A informante Kemily Kaianne de Oliveira Silva, filha da vítima declarou que:
“que viveu junto com o acusado por 9 meses; que não estavam mais juntos no dia dos fatos; que viajou para Brasília com sua mãe e conheceu Quécio lá; que começaram a namorar duas depois; que depois meses depois vieram embora; que uma semana depois ele chegou em Jaicós com seu primo; que foi morar com elas; que estavam bem; que terminou com ele no dia 18/19 de setembro mas ele continuou na residência; que sua mãe estava em Teresina e chegou na sexta; que ela soube que eles tinham terminado e fez um empréstimo de R$ 1.200,00 para ele ir embora; que ele comprou roupas novas; que antes de terminarem sua mãe se dava bem com ele; que ele ficava sempre no pé de sua mãe; que ele foi com ela tirar o bolsa-família; que ela falou que não estava gostando; que ele me agrediu uma vez por isso terminou com ele; que não contou para sua mãe; que ficou com medo dele fazer alguma coisa; que no dia do acontecido acordou 5h da manhã e foi pra rua ajudar a tia; que chegou em casa umas 15h a 16h da tarde; que ele não estava em casa; que na parte da noite o padrasto foi embora; que ficou só Quécio e sua mãe na casa; que o padrasto contou que quando ia embora ela falou “Zé tatu, não vai embora não, que eu não tô confiando no Quécio!”; que sua tia sabia que estavam os dois na casa; que quando soube da notícia tinha acabado de tomar banho; que correu atrás do padrasto; que quando chegou ela tava toda ensanguentada e ele ficava em cima dela; quando a polícia chegou ele estava caído no chão; que ele estava calçado com o chinelo dela; que ela, inclusive, alugou uma casa para se mudarem porque não queria mais morar na mesma casa que ele.”.

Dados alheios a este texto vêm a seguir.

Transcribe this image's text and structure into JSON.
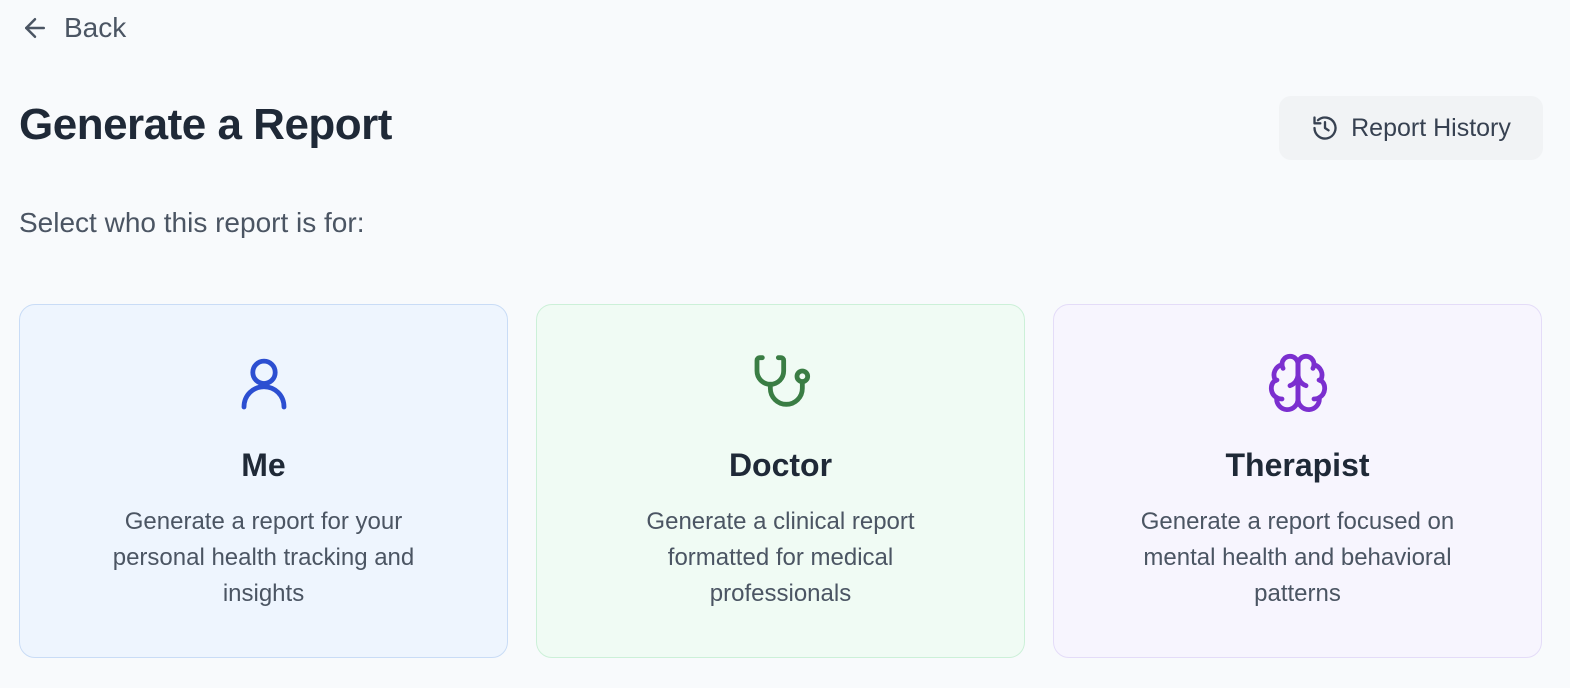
{
  "nav": {
    "back_label": "Back",
    "back_icon": "arrow-left-icon"
  },
  "header": {
    "title": "Generate a Report",
    "history_button_label": "Report History",
    "history_icon": "history-clock-icon"
  },
  "prompt": "Select who this report is for:",
  "options": [
    {
      "title": "Me",
      "description": "Generate a report for your personal health tracking and insights",
      "icon": "user-icon",
      "accent": "#2c4fd1",
      "background": "#eef5fe",
      "border": "#c9dcf6"
    },
    {
      "title": "Doctor",
      "description": "Generate a clinical report formatted for medical professionals",
      "icon": "stethoscope-icon",
      "accent": "#3a7d44",
      "background": "#f0fbf4",
      "border": "#ccf0d8"
    },
    {
      "title": "Therapist",
      "description": "Generate a report focused on mental health and behavioral patterns",
      "icon": "brain-icon",
      "accent": "#7b2fcf",
      "background": "#f7f5fe",
      "border": "#e4dcf8"
    }
  ]
}
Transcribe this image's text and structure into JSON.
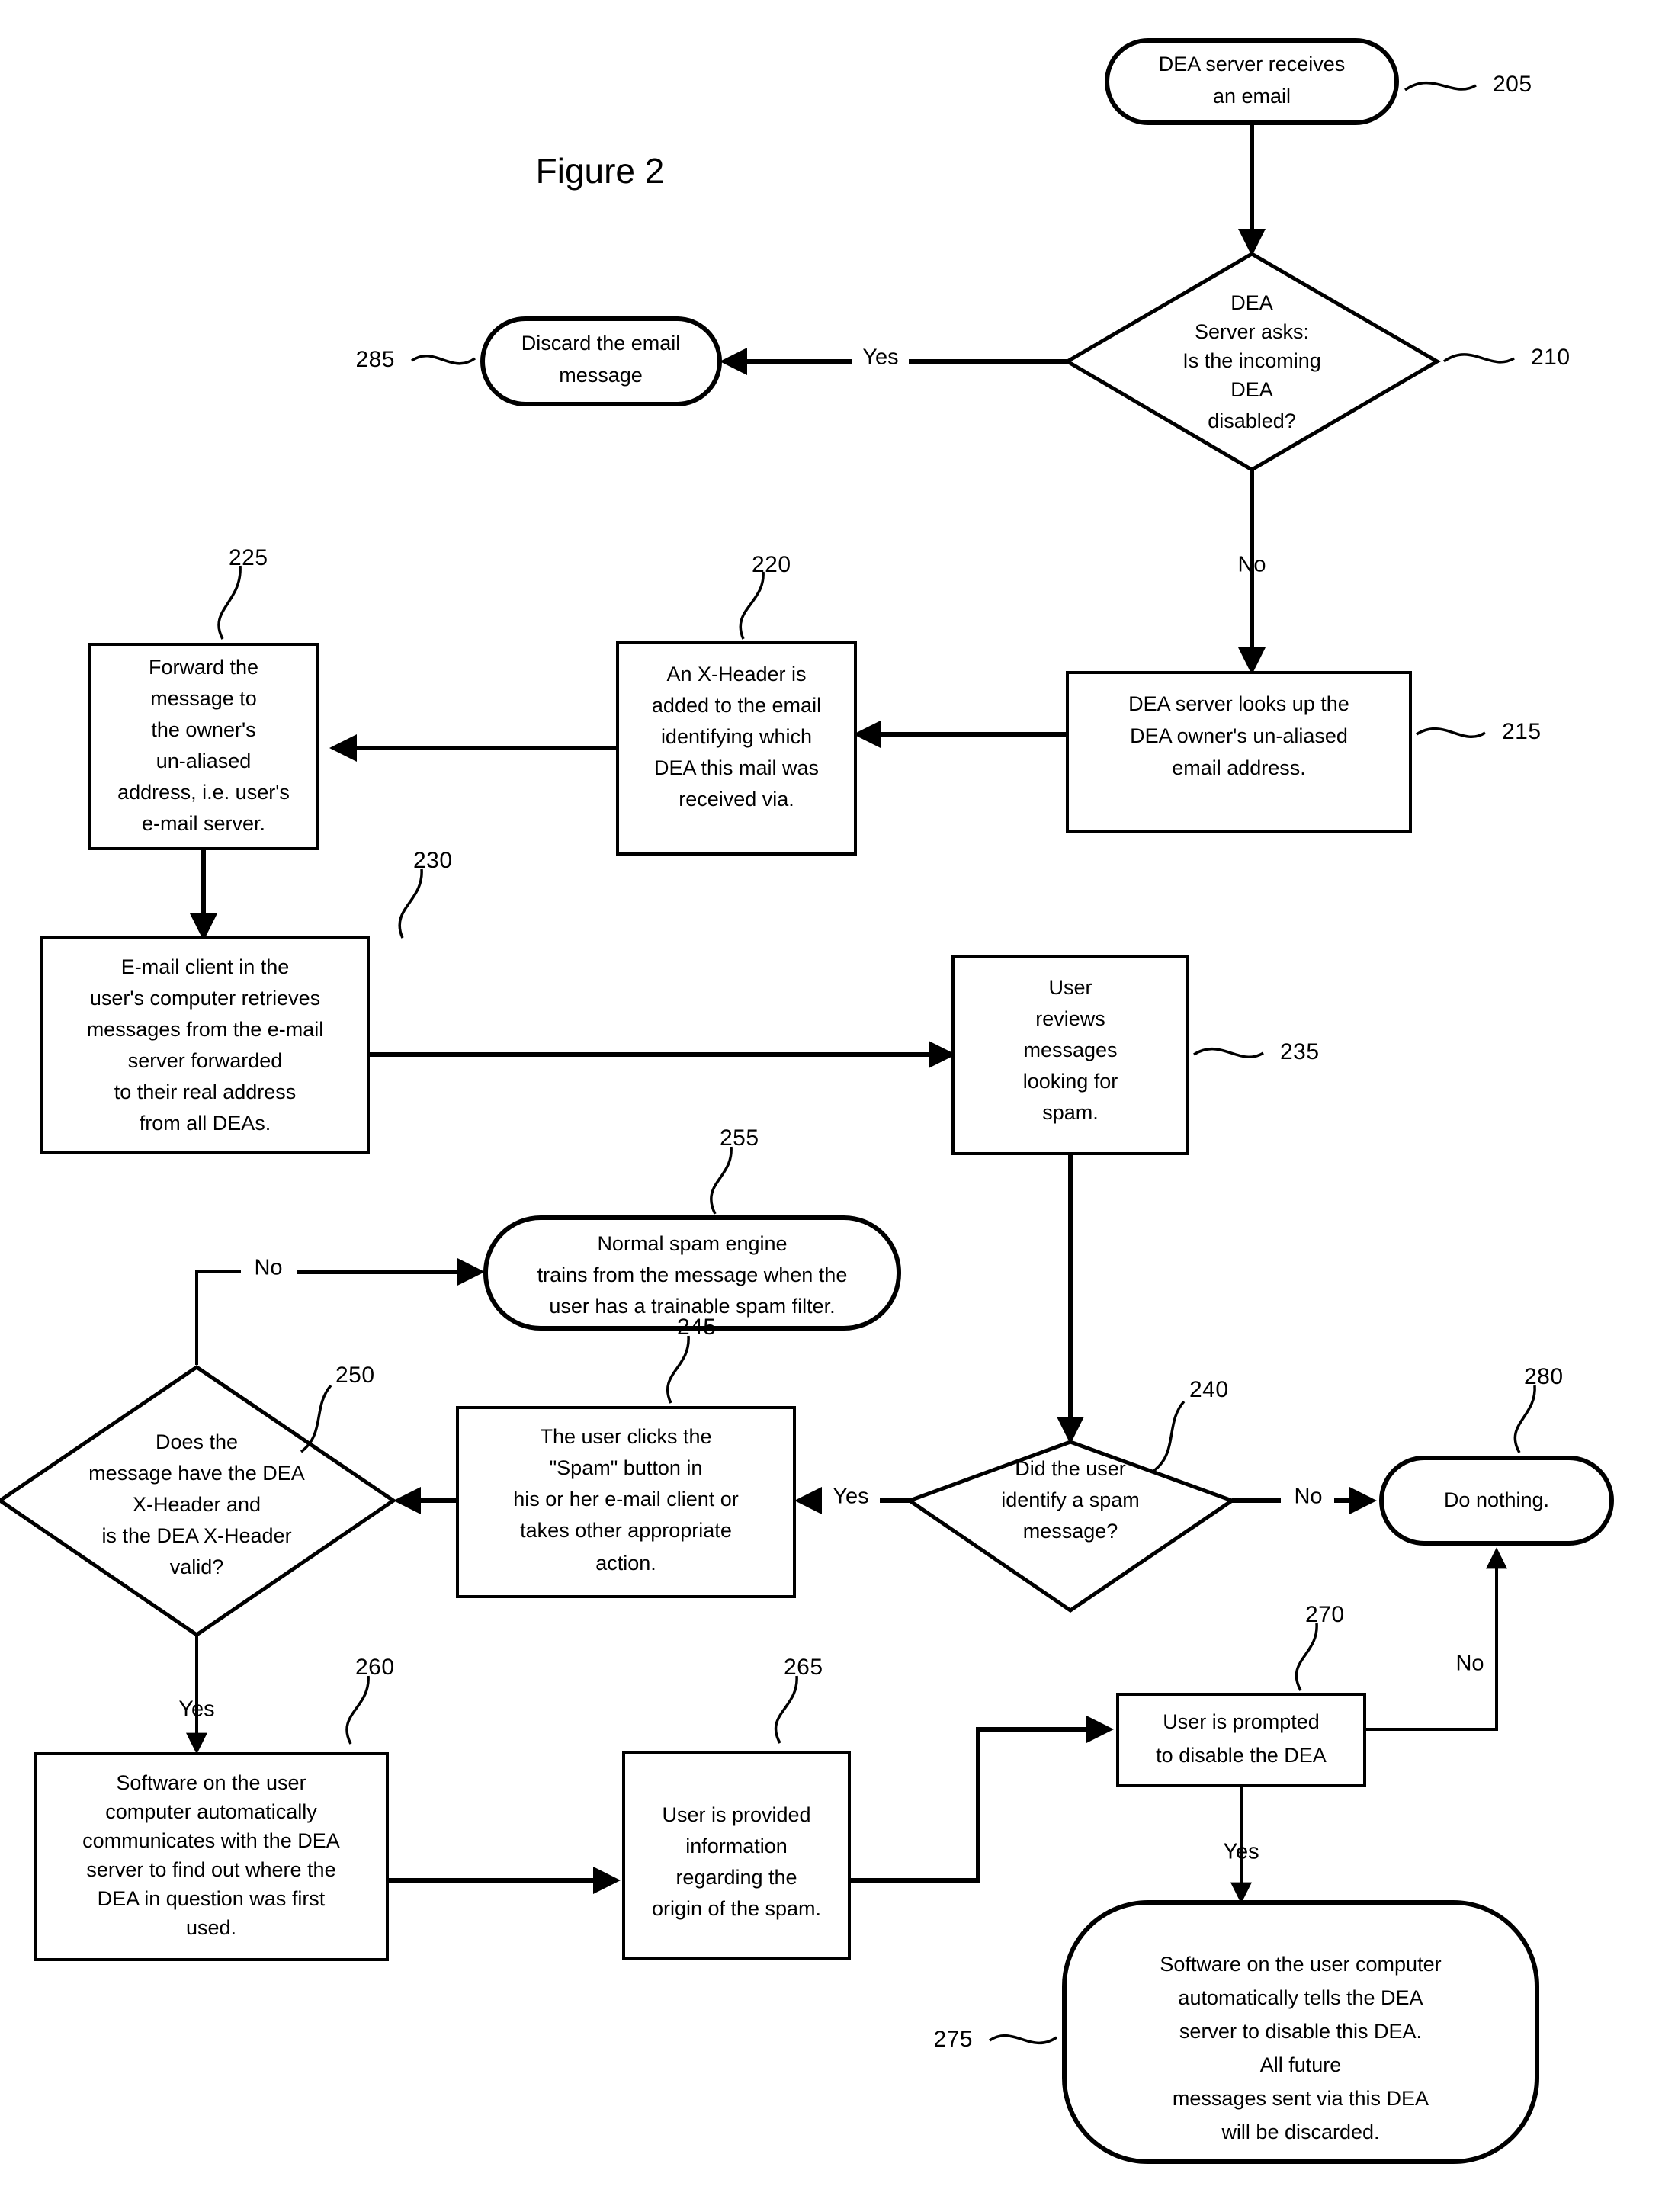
{
  "figure": {
    "title": "Figure 2"
  },
  "nodes": {
    "n205": {
      "ref": "205",
      "shape": "rounded",
      "lines": [
        "DEA server receives",
        "an email"
      ]
    },
    "n210": {
      "ref": "210",
      "shape": "diamond",
      "lines": [
        "DEA",
        "Server asks:",
        "Is the incoming",
        "DEA",
        "disabled?"
      ]
    },
    "n285": {
      "ref": "285",
      "shape": "rounded",
      "lines": [
        "Discard the email",
        "message"
      ]
    },
    "n215": {
      "ref": "215",
      "shape": "box",
      "lines": [
        "DEA server looks up the",
        "DEA owner's un-aliased",
        "email address."
      ]
    },
    "n220": {
      "ref": "220",
      "shape": "box",
      "lines": [
        "An X-Header is",
        "added to the email",
        "identifying which",
        "DEA this mail was",
        "received via."
      ]
    },
    "n225": {
      "ref": "225",
      "shape": "box",
      "lines": [
        "Forward the",
        "message to",
        "the owner's",
        "un-aliased",
        "address, i.e. user's",
        "e-mail server."
      ]
    },
    "n230": {
      "ref": "230",
      "shape": "box",
      "lines": [
        "E-mail client in the",
        "user's computer retrieves",
        "messages from the e-mail",
        "server forwarded",
        "to their real address",
        "from all DEAs."
      ]
    },
    "n235": {
      "ref": "235",
      "shape": "box",
      "lines": [
        "User",
        "reviews",
        "messages",
        "looking for",
        "spam."
      ]
    },
    "n255": {
      "ref": "255",
      "shape": "rounded",
      "lines": [
        "Normal spam engine",
        "trains from the message when the",
        "user has a trainable spam filter."
      ]
    },
    "n250": {
      "ref": "250",
      "shape": "diamond",
      "lines": [
        "Does the",
        "message have the DEA",
        "X-Header and",
        "is the DEA X-Header",
        "valid?"
      ]
    },
    "n245": {
      "ref": "245",
      "shape": "box",
      "lines": [
        "The user clicks the",
        "\"Spam\" button in",
        "his or her e-mail client or",
        "takes other appropriate",
        "action."
      ]
    },
    "n240": {
      "ref": "240",
      "shape": "diamond",
      "lines": [
        "Did the user",
        "identify a spam",
        "message?"
      ]
    },
    "n280": {
      "ref": "280",
      "shape": "rounded",
      "lines": [
        "Do nothing."
      ]
    },
    "n260": {
      "ref": "260",
      "shape": "box",
      "lines": [
        "Software on the user",
        "computer automatically",
        "communicates with the DEA",
        "server to find out where the",
        "DEA in question was first",
        "used."
      ]
    },
    "n265": {
      "ref": "265",
      "shape": "box",
      "lines": [
        "User is provided",
        "information",
        "regarding the",
        "origin of the spam."
      ]
    },
    "n270": {
      "ref": "270",
      "shape": "box",
      "lines": [
        "User is prompted",
        "to disable the DEA"
      ]
    },
    "n275": {
      "ref": "275",
      "shape": "rounded",
      "lines": [
        "Software on the user computer",
        "automatically tells the DEA",
        "server to disable this DEA.",
        "All future",
        "messages sent via this DEA",
        "will be discarded."
      ]
    }
  },
  "edge_labels": {
    "e210_yes": "Yes",
    "e210_no": "No",
    "e250_no": "No",
    "e250_yes": "Yes",
    "e240_yes": "Yes",
    "e240_no": "No",
    "e270_yes": "Yes",
    "e270_no": "No"
  },
  "colors": {
    "stroke": "#000000",
    "fill": "#ffffff"
  }
}
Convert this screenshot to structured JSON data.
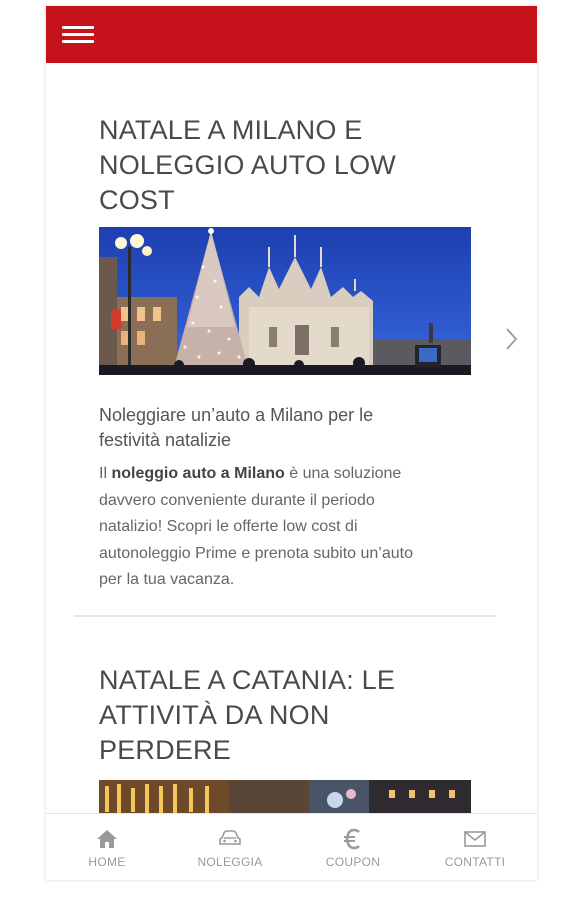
{
  "articles": [
    {
      "title_lines": [
        "NATALE A MILANO E",
        "NOLEGGIO AUTO LOW",
        "COST"
      ],
      "subtitle_lines": [
        "Noleggiare un’auto a Milano per le",
        "festività natalizie"
      ],
      "body": {
        "prefix": "Il ",
        "bold": "noleggio auto a Milano",
        "line1_rest": " è una soluzione",
        "line2": "davvero conveniente durante il periodo",
        "line3": "natalizio! Scopri le offerte low cost di",
        "line4": "autonoleggio Prime e prenota subito un’auto",
        "line5": "per la tua vacanza."
      }
    },
    {
      "title_lines": [
        "NATALE A CATANIA: LE",
        "ATTIVITÀ DA NON",
        "PERDERE"
      ]
    }
  ],
  "bottom_nav": [
    {
      "label": "HOME",
      "icon": "home-icon"
    },
    {
      "label": "NOLEGGIA",
      "icon": "car-icon"
    },
    {
      "label": "COUPON",
      "icon": "euro-icon"
    },
    {
      "label": "CONTATTI",
      "icon": "mail-icon"
    }
  ],
  "colors": {
    "header": "#c6131b",
    "title_text": "#4a4a4a",
    "nav_icon": "#9a9a9a"
  }
}
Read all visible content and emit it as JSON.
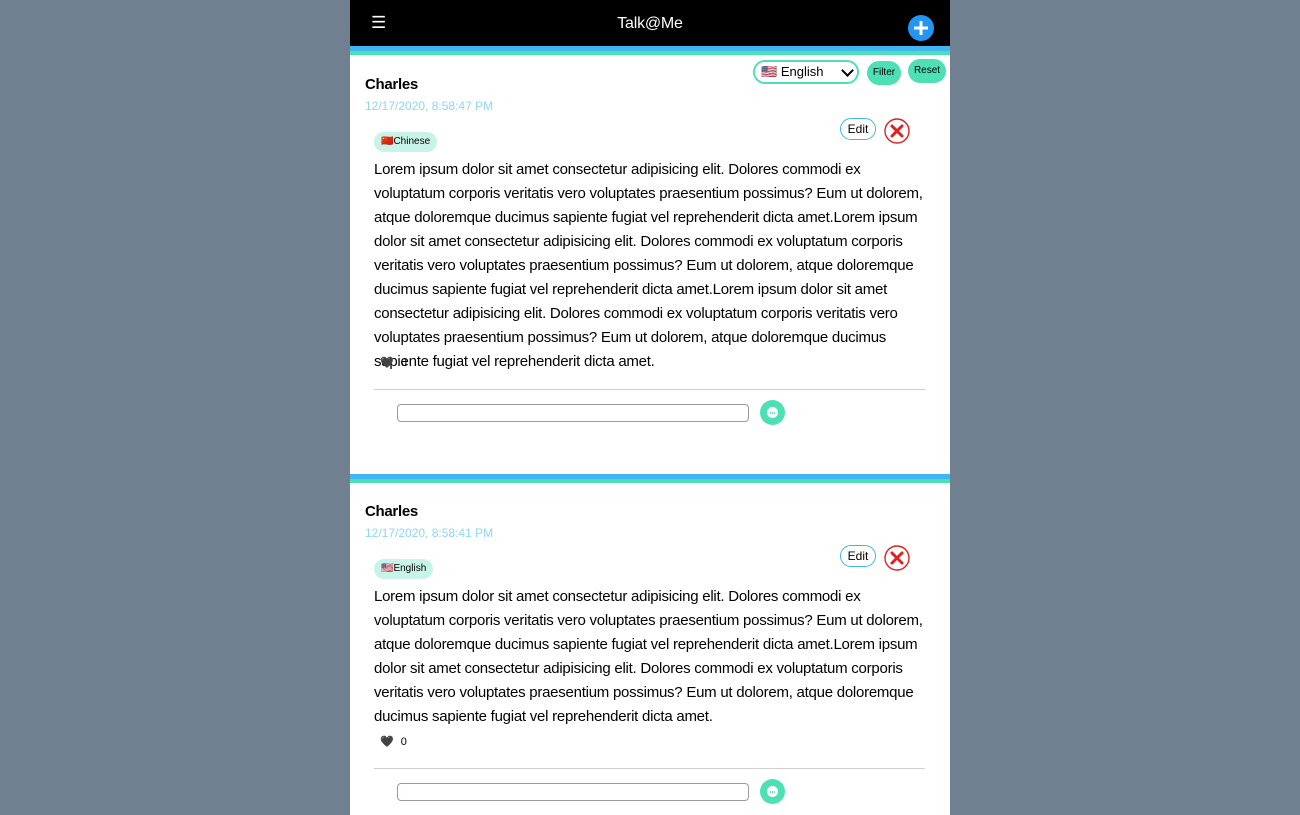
{
  "navbar": {
    "menu_glyph": "☰",
    "title": "Talk@Me",
    "add_icon": "plus-circle-icon"
  },
  "filter_bar": {
    "language_flag": "🇺🇸",
    "language_value": "English",
    "filter_label": "Filter",
    "reset_label": "Reset"
  },
  "posts": [
    {
      "author": "Charles",
      "timestamp": "12/17/2020, 8:58:47 PM",
      "language_flag": "🇨🇳",
      "language": "Chinese",
      "edit_label": "Edit",
      "body": "Lorem ipsum dolor sit amet consectetur adipisicing elit. Dolores commodi ex voluptatum corporis veritatis vero voluptates praesentium possimus? Eum ut dolorem, atque doloremque ducimus sapiente fugiat vel reprehenderit dicta amet.Lorem ipsum dolor sit amet consectetur adipisicing elit. Dolores commodi ex voluptatum corporis veritatis vero voluptates praesentium possimus? Eum ut dolorem, atque doloremque ducimus sapiente fugiat vel reprehenderit dicta amet.Lorem ipsum dolor sit amet consectetur adipisicing elit. Dolores commodi ex voluptatum corporis veritatis vero voluptates praesentium possimus? Eum ut dolorem, atque doloremque ducimus sapiente fugiat vel reprehenderit dicta amet.",
      "likes": "0",
      "heart_glyph": "🖤",
      "comment_value": ""
    },
    {
      "author": "Charles",
      "timestamp": "12/17/2020, 8:58:41 PM",
      "language_flag": "🇺🇸",
      "language": "English",
      "edit_label": "Edit",
      "body": "Lorem ipsum dolor sit amet consectetur adipisicing elit. Dolores commodi ex voluptatum corporis veritatis vero voluptates praesentium possimus? Eum ut dolorem, atque doloremque ducimus sapiente fugiat vel reprehenderit dicta amet.Lorem ipsum dolor sit amet consectetur adipisicing elit. Dolores commodi ex voluptatum corporis veritatis vero voluptates praesentium possimus? Eum ut dolorem, atque doloremque ducimus sapiente fugiat vel reprehenderit dicta amet.",
      "likes": "0",
      "heart_glyph": "🖤",
      "comment_value": ""
    }
  ],
  "colors": {
    "page_background": "#708090",
    "navbar": "#000000",
    "accent_blue": "#3fb6ef",
    "accent_green": "#4ee0b5",
    "add_button": "#2196f3",
    "delete_red": "#e02020"
  }
}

A testemunha Sérgio Farias de Oliveira declarou que:
“a vítima é sua sobrinha e que ela falou que queria alugar uma casa porque não estava dando certo morar na casa que estava e que ia morar apenas com as filhas. Afirmou que quando ela foi falar sobre alugar a casa foi sozinha. Por fim, afirmou que a casa que ela morava era melhor do que a que ela queria alugar.”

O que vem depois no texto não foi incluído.